I even feel weirdly enthusiastic about building new decks and playing with these cards than I ever have with a fancy VSTAR or rainbow foil. With the game’s community so dead-set on tracking value and sequestering your cards away for decades in humidity-controlled vaults, it’s nice to have a product that is just good, wholesome, playable cards that I don’t need to worry about damaging. Even the most decadent of cards here would just be the meat of your deck that surrounds a pricier Palkia VMAX or Kyurem VSTAR.

Trick or Trade isn’t going to spark a big paradigm shift in how collectors look at Pokemon; and the fact that you can still easily buy bags of it online shows the speculators don’t care. After all, there’s no Charizard VSTARMAXSPACEYSPACE in it to stick in a toploader and flip, so they’re likely not even going to give it a second look. The most valuable card is worth around 12 cents, or, to some cynical TCG financial types, not worth the card stock it’s printed on.

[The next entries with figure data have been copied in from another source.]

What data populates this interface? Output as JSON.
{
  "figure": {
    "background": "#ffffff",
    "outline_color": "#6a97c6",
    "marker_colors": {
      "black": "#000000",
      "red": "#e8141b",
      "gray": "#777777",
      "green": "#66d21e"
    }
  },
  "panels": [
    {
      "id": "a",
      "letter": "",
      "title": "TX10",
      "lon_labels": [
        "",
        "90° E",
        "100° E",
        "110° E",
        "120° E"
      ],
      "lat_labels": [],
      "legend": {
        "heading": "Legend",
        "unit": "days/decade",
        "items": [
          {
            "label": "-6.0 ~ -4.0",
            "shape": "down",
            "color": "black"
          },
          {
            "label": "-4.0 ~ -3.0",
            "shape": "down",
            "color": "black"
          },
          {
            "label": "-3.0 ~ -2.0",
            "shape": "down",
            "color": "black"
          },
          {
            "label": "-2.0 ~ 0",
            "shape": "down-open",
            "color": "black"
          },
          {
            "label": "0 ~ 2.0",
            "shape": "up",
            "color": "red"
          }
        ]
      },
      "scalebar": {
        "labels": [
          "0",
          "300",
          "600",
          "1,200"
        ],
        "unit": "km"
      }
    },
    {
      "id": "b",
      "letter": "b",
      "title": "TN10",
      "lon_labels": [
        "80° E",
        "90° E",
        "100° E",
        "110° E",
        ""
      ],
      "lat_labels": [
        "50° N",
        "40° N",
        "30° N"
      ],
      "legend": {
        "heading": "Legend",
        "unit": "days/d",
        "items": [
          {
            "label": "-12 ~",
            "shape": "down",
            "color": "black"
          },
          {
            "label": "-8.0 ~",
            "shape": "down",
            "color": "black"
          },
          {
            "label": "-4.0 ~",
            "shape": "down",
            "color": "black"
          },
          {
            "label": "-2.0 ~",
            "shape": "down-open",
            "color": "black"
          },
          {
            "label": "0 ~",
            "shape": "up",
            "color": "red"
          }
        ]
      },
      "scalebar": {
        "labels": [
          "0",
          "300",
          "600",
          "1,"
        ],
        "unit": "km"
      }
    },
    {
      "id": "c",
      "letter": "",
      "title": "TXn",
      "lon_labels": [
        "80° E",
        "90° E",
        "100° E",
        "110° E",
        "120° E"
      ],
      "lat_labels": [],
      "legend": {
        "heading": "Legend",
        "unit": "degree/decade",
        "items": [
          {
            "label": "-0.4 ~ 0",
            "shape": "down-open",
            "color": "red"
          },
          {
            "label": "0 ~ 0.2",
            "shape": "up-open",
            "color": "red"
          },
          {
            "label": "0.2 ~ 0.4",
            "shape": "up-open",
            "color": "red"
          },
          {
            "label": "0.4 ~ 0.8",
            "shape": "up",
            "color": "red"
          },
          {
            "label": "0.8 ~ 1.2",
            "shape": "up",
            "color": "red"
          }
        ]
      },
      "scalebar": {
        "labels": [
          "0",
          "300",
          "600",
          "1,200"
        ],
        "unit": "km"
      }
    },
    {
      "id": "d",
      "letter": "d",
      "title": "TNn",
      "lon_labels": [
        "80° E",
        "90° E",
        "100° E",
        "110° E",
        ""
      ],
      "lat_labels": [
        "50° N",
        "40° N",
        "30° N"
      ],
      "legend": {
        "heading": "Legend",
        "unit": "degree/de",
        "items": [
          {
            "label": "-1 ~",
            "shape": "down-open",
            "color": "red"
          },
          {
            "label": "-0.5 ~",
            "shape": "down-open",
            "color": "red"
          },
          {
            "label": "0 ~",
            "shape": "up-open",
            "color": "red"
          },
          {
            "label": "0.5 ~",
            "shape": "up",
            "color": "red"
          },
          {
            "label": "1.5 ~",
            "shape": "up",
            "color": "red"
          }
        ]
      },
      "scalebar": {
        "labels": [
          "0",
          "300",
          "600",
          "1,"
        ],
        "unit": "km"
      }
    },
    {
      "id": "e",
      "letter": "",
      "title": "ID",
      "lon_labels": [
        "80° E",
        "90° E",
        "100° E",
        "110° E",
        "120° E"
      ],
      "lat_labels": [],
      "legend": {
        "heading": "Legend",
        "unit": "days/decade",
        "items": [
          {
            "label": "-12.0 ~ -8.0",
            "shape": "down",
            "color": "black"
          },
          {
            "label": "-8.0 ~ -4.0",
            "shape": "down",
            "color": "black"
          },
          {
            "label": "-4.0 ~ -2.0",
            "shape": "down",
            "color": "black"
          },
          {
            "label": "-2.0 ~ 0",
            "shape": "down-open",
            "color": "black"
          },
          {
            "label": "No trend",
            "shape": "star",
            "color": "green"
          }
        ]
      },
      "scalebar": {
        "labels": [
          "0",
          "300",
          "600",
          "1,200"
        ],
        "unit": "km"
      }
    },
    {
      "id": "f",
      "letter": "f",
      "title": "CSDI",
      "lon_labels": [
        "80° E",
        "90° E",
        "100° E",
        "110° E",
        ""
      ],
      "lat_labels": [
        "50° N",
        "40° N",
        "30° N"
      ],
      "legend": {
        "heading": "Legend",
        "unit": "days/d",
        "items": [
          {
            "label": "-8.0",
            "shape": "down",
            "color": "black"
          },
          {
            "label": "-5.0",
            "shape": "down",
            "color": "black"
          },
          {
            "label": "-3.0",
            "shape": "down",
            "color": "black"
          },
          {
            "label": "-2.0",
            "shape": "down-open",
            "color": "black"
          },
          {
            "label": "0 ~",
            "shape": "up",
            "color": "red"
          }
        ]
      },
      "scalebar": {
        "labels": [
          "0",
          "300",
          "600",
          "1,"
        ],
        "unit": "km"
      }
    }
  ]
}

For someone like me who is utterly worn out by the endless squabbling over how much a card will sell on CardMarket, on the other hand, Trick or Trade is a point of calm in a hurricane of speculation and scalping. It helps bring into focus the fact that the Pokemon TCG isn’t just popular because the cards are valuable. It’s popular because it’s still exciting to pull an unassuming Litwick if the art is nice enough and the card seems fun to throw into a deck – and if you can sell an almost-30, heavily jaded arse like me on anything less than a golden secret rare, imagine how that kid trick or treating is going to feel.